Solve the following LPP:

Maximize z = 5x₁ + 6x₂ subject to 2x₁ + 3x₂ ≤ 18, 2x₁ + x₂ ≤ 12, x₁ ≥ 0, x₂ ≥ 0.

Answer 1

First we draw the lines AB and CD whose equations are 2x₁ + 3x₂ = 18 and 2x₁ + x₂ = 12 respectively.

Line	Equation	Points on the X-axis	Points on the Y-axis	Sign	Region
AB	2x1 + 3x2 = 18	A(9, 0)	B(0, 6)	≤	origin side of line AB
CD	2x1 + x2 = 12	C(6, 0)	O(0, 12)	≤	origin side of line CD

The feasible region is OCPBO which is shaded in the graph. The vertices of the feasible region are O (0, 0), C (6, 0), P and B (0, 6).

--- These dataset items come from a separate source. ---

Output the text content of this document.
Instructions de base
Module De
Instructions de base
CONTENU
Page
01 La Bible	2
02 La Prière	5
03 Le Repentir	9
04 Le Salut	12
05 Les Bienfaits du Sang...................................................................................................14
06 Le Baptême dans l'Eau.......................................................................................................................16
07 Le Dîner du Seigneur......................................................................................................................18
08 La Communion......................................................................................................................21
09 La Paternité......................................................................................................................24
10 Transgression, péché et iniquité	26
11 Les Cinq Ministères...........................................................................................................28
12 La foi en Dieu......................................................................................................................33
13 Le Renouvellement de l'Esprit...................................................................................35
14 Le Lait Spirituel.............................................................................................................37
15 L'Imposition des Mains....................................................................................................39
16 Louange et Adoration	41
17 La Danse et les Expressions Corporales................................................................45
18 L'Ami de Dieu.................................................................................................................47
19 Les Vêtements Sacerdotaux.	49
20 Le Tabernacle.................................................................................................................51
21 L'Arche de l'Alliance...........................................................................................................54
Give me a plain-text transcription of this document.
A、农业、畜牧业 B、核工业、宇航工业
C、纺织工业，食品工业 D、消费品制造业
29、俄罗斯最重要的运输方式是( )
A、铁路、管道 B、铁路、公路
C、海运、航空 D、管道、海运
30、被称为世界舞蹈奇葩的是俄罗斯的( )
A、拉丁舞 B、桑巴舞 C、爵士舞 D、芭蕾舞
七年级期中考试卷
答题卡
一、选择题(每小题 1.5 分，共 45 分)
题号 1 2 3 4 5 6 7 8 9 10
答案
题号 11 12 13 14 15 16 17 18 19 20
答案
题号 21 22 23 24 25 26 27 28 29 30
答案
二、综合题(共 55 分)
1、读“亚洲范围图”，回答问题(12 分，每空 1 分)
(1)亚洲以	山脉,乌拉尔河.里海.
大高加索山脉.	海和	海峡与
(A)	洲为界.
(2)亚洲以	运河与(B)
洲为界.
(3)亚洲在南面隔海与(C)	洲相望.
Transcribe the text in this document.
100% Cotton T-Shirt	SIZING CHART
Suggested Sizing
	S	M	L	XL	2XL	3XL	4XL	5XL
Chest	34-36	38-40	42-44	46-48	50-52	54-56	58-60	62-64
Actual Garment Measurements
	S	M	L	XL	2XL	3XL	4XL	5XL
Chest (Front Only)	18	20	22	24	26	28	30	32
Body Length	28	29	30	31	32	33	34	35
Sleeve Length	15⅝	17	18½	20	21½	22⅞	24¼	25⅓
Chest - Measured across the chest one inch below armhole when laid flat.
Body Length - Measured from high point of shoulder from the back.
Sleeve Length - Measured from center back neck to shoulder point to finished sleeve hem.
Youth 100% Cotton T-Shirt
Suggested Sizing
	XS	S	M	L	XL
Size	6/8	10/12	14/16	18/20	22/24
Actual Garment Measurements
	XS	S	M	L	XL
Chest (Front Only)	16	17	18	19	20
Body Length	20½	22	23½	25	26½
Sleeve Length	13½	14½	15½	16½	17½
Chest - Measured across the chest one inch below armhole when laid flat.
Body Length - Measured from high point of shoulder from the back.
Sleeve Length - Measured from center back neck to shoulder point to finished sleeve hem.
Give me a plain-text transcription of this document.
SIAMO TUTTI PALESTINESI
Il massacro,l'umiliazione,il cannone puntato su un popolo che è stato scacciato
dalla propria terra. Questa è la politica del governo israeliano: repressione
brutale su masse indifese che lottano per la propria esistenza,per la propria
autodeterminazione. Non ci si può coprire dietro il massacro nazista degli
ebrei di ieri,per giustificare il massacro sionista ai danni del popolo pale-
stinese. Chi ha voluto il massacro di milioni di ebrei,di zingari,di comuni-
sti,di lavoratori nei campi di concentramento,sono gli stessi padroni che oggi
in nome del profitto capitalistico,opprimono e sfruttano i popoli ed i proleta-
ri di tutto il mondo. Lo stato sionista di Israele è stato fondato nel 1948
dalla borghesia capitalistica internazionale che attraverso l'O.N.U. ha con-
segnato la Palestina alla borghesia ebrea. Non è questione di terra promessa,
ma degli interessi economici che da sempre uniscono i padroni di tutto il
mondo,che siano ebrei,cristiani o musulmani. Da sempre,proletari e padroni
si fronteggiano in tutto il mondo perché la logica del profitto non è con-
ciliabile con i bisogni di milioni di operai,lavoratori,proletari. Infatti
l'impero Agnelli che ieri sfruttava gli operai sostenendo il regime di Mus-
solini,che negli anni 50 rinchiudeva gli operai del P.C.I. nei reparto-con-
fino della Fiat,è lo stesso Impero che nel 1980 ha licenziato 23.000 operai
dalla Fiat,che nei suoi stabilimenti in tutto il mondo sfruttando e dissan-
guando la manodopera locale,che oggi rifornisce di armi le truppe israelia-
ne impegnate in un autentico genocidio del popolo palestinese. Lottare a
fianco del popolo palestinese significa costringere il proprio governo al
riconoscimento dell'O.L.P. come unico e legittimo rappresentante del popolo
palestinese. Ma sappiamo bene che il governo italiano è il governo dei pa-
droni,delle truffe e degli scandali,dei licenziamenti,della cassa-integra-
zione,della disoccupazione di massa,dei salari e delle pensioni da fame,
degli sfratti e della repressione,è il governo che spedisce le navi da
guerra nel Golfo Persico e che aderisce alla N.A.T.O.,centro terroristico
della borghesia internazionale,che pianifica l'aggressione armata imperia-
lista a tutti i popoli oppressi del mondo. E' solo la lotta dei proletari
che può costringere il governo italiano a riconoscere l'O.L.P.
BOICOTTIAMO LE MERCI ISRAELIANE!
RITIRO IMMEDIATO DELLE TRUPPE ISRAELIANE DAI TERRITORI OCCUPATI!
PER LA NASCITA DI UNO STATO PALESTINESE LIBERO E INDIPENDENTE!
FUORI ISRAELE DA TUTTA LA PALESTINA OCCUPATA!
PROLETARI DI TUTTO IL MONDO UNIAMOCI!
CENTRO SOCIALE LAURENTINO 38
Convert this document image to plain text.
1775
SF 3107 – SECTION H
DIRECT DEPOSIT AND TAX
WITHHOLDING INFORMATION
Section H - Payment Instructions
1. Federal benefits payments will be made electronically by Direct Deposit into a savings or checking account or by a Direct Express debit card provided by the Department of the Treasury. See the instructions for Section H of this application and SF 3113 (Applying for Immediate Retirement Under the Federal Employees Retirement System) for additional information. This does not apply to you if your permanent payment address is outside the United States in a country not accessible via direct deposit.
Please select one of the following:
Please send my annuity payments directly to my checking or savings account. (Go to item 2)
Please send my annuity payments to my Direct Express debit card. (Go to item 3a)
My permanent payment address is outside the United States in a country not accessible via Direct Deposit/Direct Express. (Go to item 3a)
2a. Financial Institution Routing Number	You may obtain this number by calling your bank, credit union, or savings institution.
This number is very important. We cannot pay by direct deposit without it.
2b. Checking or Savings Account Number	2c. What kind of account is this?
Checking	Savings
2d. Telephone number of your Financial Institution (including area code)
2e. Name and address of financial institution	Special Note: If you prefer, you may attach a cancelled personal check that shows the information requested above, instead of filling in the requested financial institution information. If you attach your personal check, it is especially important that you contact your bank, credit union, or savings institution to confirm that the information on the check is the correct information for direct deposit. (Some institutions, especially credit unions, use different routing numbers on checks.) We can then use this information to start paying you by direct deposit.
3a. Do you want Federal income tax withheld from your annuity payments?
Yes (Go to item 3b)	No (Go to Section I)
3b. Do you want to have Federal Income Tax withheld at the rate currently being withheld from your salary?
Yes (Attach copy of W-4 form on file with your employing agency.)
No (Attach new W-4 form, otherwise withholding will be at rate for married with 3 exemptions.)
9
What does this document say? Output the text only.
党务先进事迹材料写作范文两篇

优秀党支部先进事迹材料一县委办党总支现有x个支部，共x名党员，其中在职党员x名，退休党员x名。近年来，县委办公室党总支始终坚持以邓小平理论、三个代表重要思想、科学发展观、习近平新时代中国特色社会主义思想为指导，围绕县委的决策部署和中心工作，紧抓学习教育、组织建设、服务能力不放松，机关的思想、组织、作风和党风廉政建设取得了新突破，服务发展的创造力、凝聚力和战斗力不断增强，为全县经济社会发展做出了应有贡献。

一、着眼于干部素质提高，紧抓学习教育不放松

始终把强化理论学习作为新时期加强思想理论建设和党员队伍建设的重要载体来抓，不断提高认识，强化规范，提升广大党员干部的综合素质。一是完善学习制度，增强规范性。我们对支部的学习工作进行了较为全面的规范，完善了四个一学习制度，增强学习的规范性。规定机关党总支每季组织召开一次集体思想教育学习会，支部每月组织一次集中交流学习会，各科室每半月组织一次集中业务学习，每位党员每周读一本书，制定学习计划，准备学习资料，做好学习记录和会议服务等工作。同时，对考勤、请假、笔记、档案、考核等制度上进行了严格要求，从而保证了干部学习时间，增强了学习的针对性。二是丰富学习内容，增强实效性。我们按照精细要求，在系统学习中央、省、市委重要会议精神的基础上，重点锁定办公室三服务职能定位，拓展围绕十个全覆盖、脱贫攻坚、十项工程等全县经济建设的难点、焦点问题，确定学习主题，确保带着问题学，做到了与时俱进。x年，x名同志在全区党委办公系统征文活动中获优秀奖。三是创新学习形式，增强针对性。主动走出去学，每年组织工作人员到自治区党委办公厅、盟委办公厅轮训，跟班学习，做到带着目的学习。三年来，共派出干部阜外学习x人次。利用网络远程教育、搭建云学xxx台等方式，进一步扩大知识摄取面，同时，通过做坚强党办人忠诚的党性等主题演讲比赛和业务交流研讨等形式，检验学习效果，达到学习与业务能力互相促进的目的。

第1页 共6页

P is the point of intersection of the lines

2x₁ + 3x₂ = 18        ....(1)

and 2x₁ + x₂ = 12      ....(2)

On subtracting, we get

2x₂ = 6

∴ x₂ = 3

Substituting x₂ = 3 in (2), we get

2x₁ + 3 = 12

∴ x₁ = 9

∴ P is `(9/2, 3)`

The values of objective function z = 5x₁ + 6x₂ at these vertices are

z(O) = 5(0) + 6(0) = 0 + 0 = 0

z(C) = 5(6) + 6(0) = 30 + 0 = 30

z(P) = `5(9/2) + 6(3) = 45/2 + 18 = (45 + 36)/2 = 81/2 = 40.5`

z(B) = 5(0) + 6(3) = 0 + 18 = 18

Maximum value of z is 40.5 when x₁ = `9/2` y₁ = 3.